20140627 SISD-Teacher Johanna-SaldanaMISSION—Johanna Saldaña envisioned herself in many careers growing up, from Barbie clothes designer to an ophthalmologist who cures macular generation.

The last thing on her mind was making a living in education.

“My mother’s side of the family is full of teachers, so I actually didn’t want to be a teacher when I was growing up,” Saldaña said. “I worked as a tutor during high school and college and that is what sparked my interest in education and working with children.”

Now in her seventh year as an educator, Saldaña has been named Sharyland ISD District Teacher of the Year for the elementary level. She said the reaction from her grandparents, mother and son made a huge impact on her.

Once Saldaña received the title, her 4-year-old son, Benjamin, tugged on her hand and said “I love you, mommy.” She has since been completely overwhelmed and shocked to receive the honor.

Though she was born in Stockholm, Sweden, Saldaña spent her childhood and grade-school years in Mercedes.

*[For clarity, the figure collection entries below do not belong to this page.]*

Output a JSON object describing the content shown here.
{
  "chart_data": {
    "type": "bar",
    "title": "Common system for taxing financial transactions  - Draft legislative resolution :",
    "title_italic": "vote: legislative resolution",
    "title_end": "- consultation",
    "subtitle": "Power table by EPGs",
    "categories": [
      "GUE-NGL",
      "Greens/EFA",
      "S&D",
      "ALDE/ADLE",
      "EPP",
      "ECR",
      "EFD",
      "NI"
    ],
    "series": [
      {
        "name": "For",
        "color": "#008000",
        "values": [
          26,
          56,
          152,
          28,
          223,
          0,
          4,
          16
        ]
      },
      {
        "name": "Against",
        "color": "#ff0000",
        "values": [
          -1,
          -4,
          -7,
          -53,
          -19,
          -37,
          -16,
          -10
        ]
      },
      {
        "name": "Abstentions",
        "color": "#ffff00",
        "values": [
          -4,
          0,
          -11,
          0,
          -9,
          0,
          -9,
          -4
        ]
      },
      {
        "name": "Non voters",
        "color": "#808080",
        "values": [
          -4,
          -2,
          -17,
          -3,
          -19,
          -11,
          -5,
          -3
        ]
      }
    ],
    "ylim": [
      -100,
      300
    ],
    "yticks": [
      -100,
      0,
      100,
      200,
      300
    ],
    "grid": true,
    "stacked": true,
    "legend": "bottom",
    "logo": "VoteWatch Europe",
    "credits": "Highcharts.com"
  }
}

Saldaña graduated from Mercedes High School in 2003, earned a bachelor’s degree in interdisciplinary studies from the University of Texas-Pan American and received her master’s degree from UT at Arlington in curriculum and instruction in science in May.

Saldaña has spent four years teaching mathematics, social studies and science to third graders. She just ended her third year of teaching science to fifth graders.

Community involvement with her grandmother’s organization “Women and Children on the Borderlines” has also been a priority for Saldaña over the last few years. The program connects both American and Canadian sponsors with Mexican children in need of financial support for school tuition, supplies and uniforms.

The program works with students who are making an effort in education. The sponsors are able to visit with the students while Saldaña, along with her grandmother, help translate letters to English from the students and deliver small gifts and drawings.

“The experiences I have had as a part of this organization are invaluable and I admire my grandmother for the tireless effort she has given to making a difference in the lives of so many children,” Saldaña said.

The most important aspect of education for her is building a rapport with her students and their families.

“If I can connect with my kids, they will be willing to work hard and invest in their own learning,” Saldaña said. “I want them to leave the classroom with a love of learning and the ability to discover new things on their own.”

Keeping the classroom goals in check is what provides structure for her students. Saldaña explained if she expects for her students to perform at their best, then she must be willing to perform at her best as well.

A job as a teacher simultaneously makes herself commonplace and unique, Saldaña said. Around the world there are millions of people who call themselves teachers and who have similar goals and methods for education, but she adds each instructor has their distinct way of teaching.

“Sharing and listening to other’s ideas fuels the excitement and passion I feel towards my vocation,” Saldaña said. “Returning to school to earn my Master’s degree was one of the best decisions I made and allowed me to work with teachers from around the nation who taught science.”